Die Beschränkung der Abgabe apotheken- und rezeptpflichtiger Arzneimittel an Endverbraucher auf die Abgabe innerhalb einer Apotheke und den Versand aus einer in- bzw. ausländischen Apotheke sei auch mit unionsrechtlichen Vorgaben vereinbar. Der damit verbundene Eingriff in die Warenverkehrsfreiheit (Art. 34 AEUV) sei im Sinne des Art. 36 AEUV zum Schutze der Gesundheit und des Lebens von Menschen gerechtfertigt. Der Gerichtshof der Europäischen Union habe bereits entschieden, dass die Mitgliedstaaten den Verkauf von Arzneimitteln im Einzelhandel grundsätzlich Apothekern vorbehalten könnten. Insoweit könne ein Mitgliedstaat im Rahmen des ihm eingeräumten Wertungsspielraums der Ansicht sein, dass der Betrieb einer Apotheke durch einen Nichtapotheker eine Gefahr für die Gesundheit der Bevölkerung darstellen könne. Der Gerichtshof der Europäischen Union habe ferner festgestellt, dass kein konkretes System ersichtlich geeignet sei, ebenso wirksam wie die Regel des Ausschlusses von Nichtapothekern zu gewährleisten, dass in der Praxis nicht gegen Rechtsvorschriften zur Sicherstellung der beruflichen Unabhängigkeit der Apotheker verstoßen werde würde.
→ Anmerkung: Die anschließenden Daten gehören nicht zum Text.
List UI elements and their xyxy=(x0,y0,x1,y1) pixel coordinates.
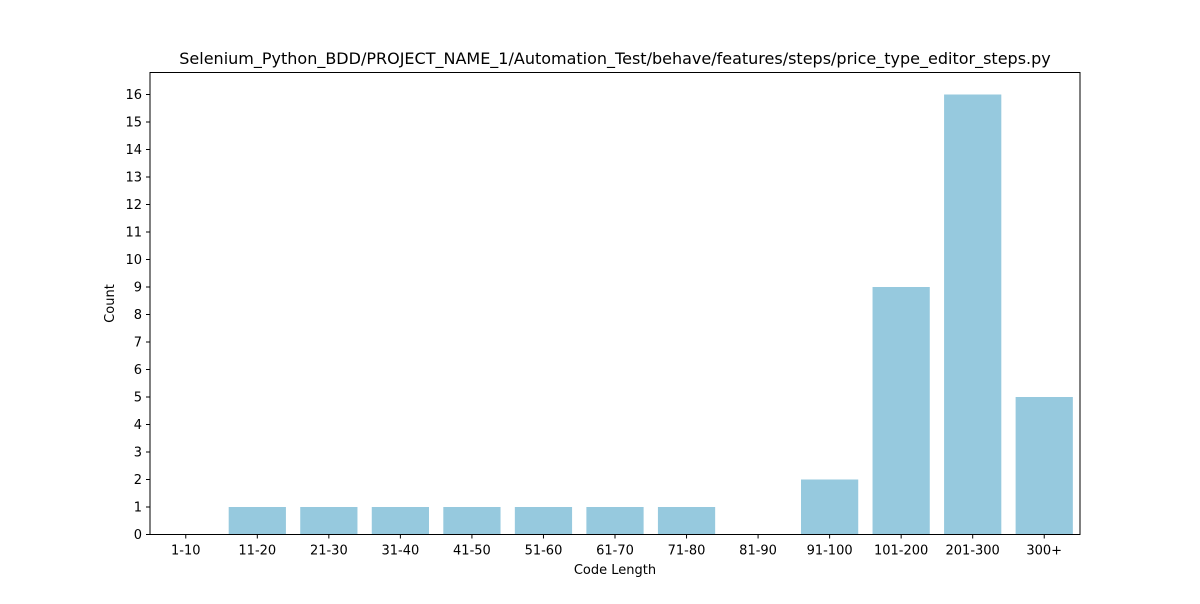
y-tick-label: 13 xyxy=(125,171,142,186)
y-tick-label: 6 xyxy=(134,363,142,378)
x-tick-label: 71-80 xyxy=(668,544,706,559)
y-tick-label: 0 xyxy=(134,528,142,543)
y-tick-label: 11 xyxy=(125,226,142,241)
x-tick-label: 81-90 xyxy=(739,544,777,559)
y-tick-label: 15 xyxy=(125,116,142,131)
y-axis-label: Count xyxy=(103,284,118,323)
y-tick-label: 10 xyxy=(125,253,142,268)
x-tick-label: 91-100 xyxy=(807,544,853,559)
bar-21-30 xyxy=(300,507,358,535)
bar-101-200 xyxy=(872,287,930,535)
y-tick-label: 16 xyxy=(125,88,142,103)
bar-91-100 xyxy=(801,479,859,535)
x-tick-label: 51-60 xyxy=(525,544,563,559)
y-tick-label: 9 xyxy=(134,281,142,296)
y-tick-label: 8 xyxy=(134,308,142,323)
x-tick-label: 61-70 xyxy=(596,544,634,559)
x-tick-label: 1-10 xyxy=(171,544,201,559)
y-tick-label: 12 xyxy=(125,198,142,213)
x-tick-label: 201-300 xyxy=(946,544,1000,559)
bar-61-70 xyxy=(586,507,644,535)
plot-frame xyxy=(149,72,1081,535)
bar-300+ xyxy=(1015,397,1073,535)
bar-11-20 xyxy=(228,507,286,535)
x-tick-label: 101-200 xyxy=(874,544,928,559)
bars-layer xyxy=(228,94,1073,535)
x-tick-label: 41-50 xyxy=(453,544,491,559)
chart-title: Selenium_Python_BDD/PROJECT_NAME_1/Autom… xyxy=(179,49,1050,69)
bar-51-60 xyxy=(514,507,573,535)
bar-41-50 xyxy=(443,507,501,535)
y-tick-label: 5 xyxy=(134,391,142,406)
x-axis-label: Code Length xyxy=(574,563,656,578)
bar-201-300 xyxy=(944,94,1002,535)
bar-31-40 xyxy=(371,507,429,535)
y-tick-label: 7 xyxy=(134,336,142,351)
x-tick-label: 31-40 xyxy=(381,544,419,559)
bar-71-80 xyxy=(657,507,716,535)
x-axis-ticks: 1-10 11-20 21-30 31-40 41-50 51-60 61-70 71-80 8… xyxy=(171,534,1062,559)
y-tick-label: 2 xyxy=(134,473,142,488)
y-tick-label: 4 xyxy=(134,418,142,433)
y-tick-label: 3 xyxy=(134,446,142,461)
y-tick-label: 14 xyxy=(125,143,142,158)
x-tick-label: 21-30 xyxy=(310,544,348,559)
x-tick-label: 300+ xyxy=(1026,544,1062,559)
x-tick-label: 11-20 xyxy=(238,544,276,559)
y-tick-label: 1 xyxy=(134,501,142,516)
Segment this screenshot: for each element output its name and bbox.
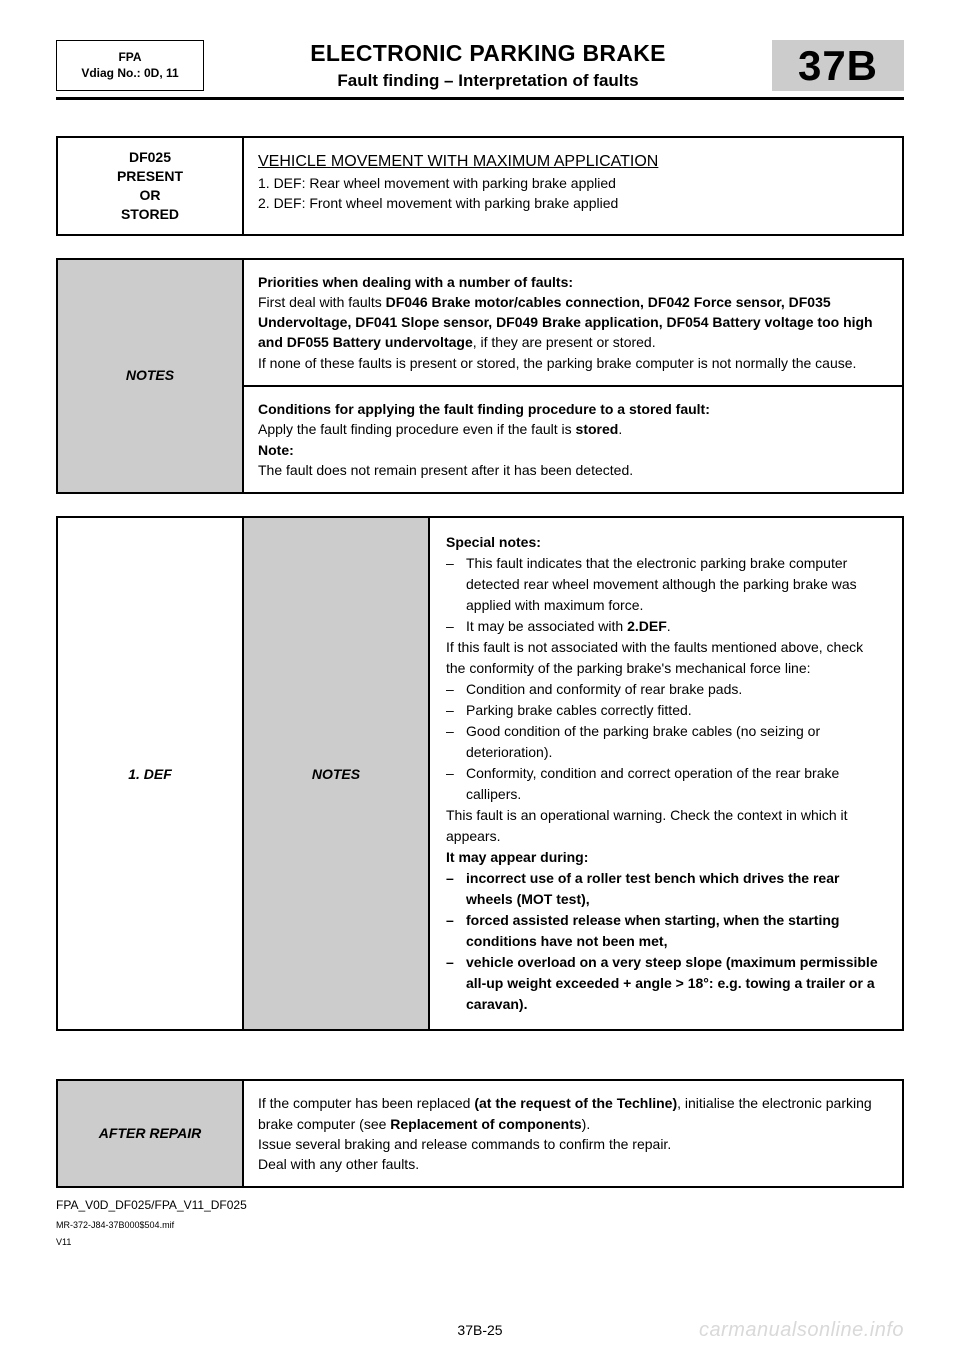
- notes-priorities-heading: Priorities when dealing with a number of…: [258, 274, 573, 290]
- notes-label-cell: NOTES: [58, 260, 244, 493]
- notes-conditions-heading: Conditions for applying the fault findin…: [258, 401, 710, 417]
- def-col3: Special notes: This fault indicates that…: [430, 518, 902, 1029]
- after-repair-line3: Deal with any other faults.: [258, 1154, 888, 1174]
- notes-cond-line1b: stored: [576, 421, 619, 437]
- ar-l1-bold2: Replacement of components: [390, 1116, 581, 1132]
- watermark: carmanualsonline.info: [699, 1319, 904, 1342]
- ar-l1-pre: If the computer has been replaced: [258, 1095, 474, 1111]
- header-subtitle: Fault finding – Interpretation of faults: [212, 71, 764, 91]
- def-bullets2: Condition and conformity of rear brake p…: [446, 679, 886, 805]
- def-2def-bold: 2.DEF: [627, 618, 667, 634]
- fault-desc-cell: VEHICLE MOVEMENT WITH MAXIMUM APPLICATIO…: [244, 138, 902, 234]
- header-code: 37B: [798, 42, 878, 90]
- ar-l1-bold: (at the request of the Techline): [474, 1095, 677, 1111]
- notes-cond-line1c: .: [618, 421, 622, 437]
- def-bullet1-1-text: It may be associated with: [466, 618, 627, 634]
- header-code-box: 37B: [772, 40, 904, 91]
- def-bullet1-0: This fault indicates that the electronic…: [446, 553, 886, 616]
- def-appear-heading: It may appear during:: [446, 849, 588, 865]
- header-title: ELECTRONIC PARKING BRAKE: [212, 40, 764, 67]
- notes-line-pre: First deal with faults: [258, 294, 386, 310]
- def-bullet2-3: Conformity, condition and correct operat…: [446, 763, 886, 805]
- notes-priorities-text: First deal with faults DF046 Brake motor…: [258, 292, 888, 353]
- ref-line: FPA_V0D_DF025/FPA_V11_DF025: [56, 1198, 904, 1212]
- after-repair-text: If the computer has been replaced (at th…: [244, 1081, 902, 1186]
- fault-def1: 1. DEF: Rear wheel movement with parking…: [258, 173, 888, 193]
- header-vdiag: Vdiag No.: 0D, 11: [61, 66, 199, 82]
- page-header: FPA Vdiag No.: 0D, 11 ELECTRONIC PARKING…: [56, 40, 904, 100]
- footer-ver: V11: [56, 1237, 904, 1248]
- page: FPA Vdiag No.: 0D, 11 ELECTRONIC PARKING…: [0, 0, 960, 1358]
- def-bullet2-0: Condition and conformity of rear brake p…: [446, 679, 886, 700]
- notes-note-label: Note:: [258, 442, 294, 458]
- ar-l1-end: ).: [582, 1116, 591, 1132]
- fault-header-block: DF025 PRESENT OR STORED VEHICLE MOVEMENT…: [56, 136, 904, 236]
- notes-line-post: , if they are present or stored.: [473, 334, 656, 350]
- def-bullet1-1: It may be associated with 2.DEF.: [446, 616, 886, 637]
- fault-title: VEHICLE MOVEMENT WITH MAXIMUM APPLICATIO…: [258, 150, 888, 173]
- notes-line2: If none of these faults is present or st…: [258, 353, 888, 373]
- header-left-box: FPA Vdiag No.: 0D, 11: [56, 40, 204, 91]
- after-repair-label: AFTER REPAIR: [58, 1081, 244, 1186]
- after-repair-line2: Issue several braking and release comman…: [258, 1134, 888, 1154]
- notes-right: Priorities when dealing with a number of…: [244, 260, 902, 493]
- def-bullet3-0: incorrect use of a roller test bench whi…: [446, 868, 886, 910]
- def-bullet3-1: forced assisted release when starting, w…: [446, 910, 886, 952]
- fault-code-cell: DF025 PRESENT OR STORED: [58, 138, 244, 234]
- def-block: 1. DEF NOTES Special notes: This fault i…: [56, 516, 904, 1031]
- header-fpa: FPA: [61, 50, 199, 66]
- def-col2: NOTES: [244, 518, 430, 1029]
- footer-mif: MR-372-J84-37B000$504.mif: [56, 1220, 904, 1231]
- after-repair-line1: If the computer has been replaced (at th…: [258, 1093, 888, 1134]
- fault-def2: 2. DEF: Front wheel movement with parkin…: [258, 193, 888, 213]
- notes-cond-line1a: Apply the fault finding procedure even i…: [258, 421, 576, 437]
- def-after-b2: This fault is an operational warning. Ch…: [446, 805, 886, 847]
- notes-note-text: The fault does not remain present after …: [258, 460, 888, 480]
- notes-bottom: Conditions for applying the fault findin…: [244, 387, 902, 492]
- def-bullets1: This fault indicates that the electronic…: [446, 553, 886, 637]
- def-col1: 1. DEF: [58, 518, 244, 1029]
- header-middle: ELECTRONIC PARKING BRAKE Fault finding –…: [204, 40, 772, 91]
- after-repair-block: AFTER REPAIR If the computer has been re…: [56, 1079, 904, 1188]
- def-after-b1: If this fault is not associated with the…: [446, 637, 886, 679]
- special-notes-label: Special notes:: [446, 534, 541, 550]
- notes-top: Priorities when dealing with a number of…: [244, 260, 902, 387]
- notes-block: NOTES Priorities when dealing with a num…: [56, 258, 904, 495]
- def-bullet3-2: vehicle overload on a very steep slope (…: [446, 952, 886, 1015]
- notes-cond-line1: Apply the fault finding procedure even i…: [258, 419, 888, 439]
- def-bullets3: incorrect use of a roller test bench whi…: [446, 868, 886, 1015]
- def-bullet2-1: Parking brake cables correctly fitted.: [446, 700, 886, 721]
- def-bullet2-2: Good condition of the parking brake cabl…: [446, 721, 886, 763]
Ein solches alternatives System stelle auch das Vertriebsmodell der Klägerin nicht dar. Denn es vertraue die Einhaltung arzneimittelrechtlicher Einzelanforderungen zum Schutz einer ordnungsgemäßen Arzneimittelversorgung bzw. der Arzneimittelsicherheit abhängig beschäftigten – und damit weisungsabhängigen – Apothekern und pharmakologisch-technischen Assistenten an, die zudem regelmäßig mit der Betreuung einer Vielzahl von Abgabestationen betraut sein dürften.

Die Revision wurde nicht zugelassen. Gegen die Nichtzulassung der Revision kann binnen eines Monats nach Zustellung des Urteils Beschwerde zum BVerwG eingelegt werden.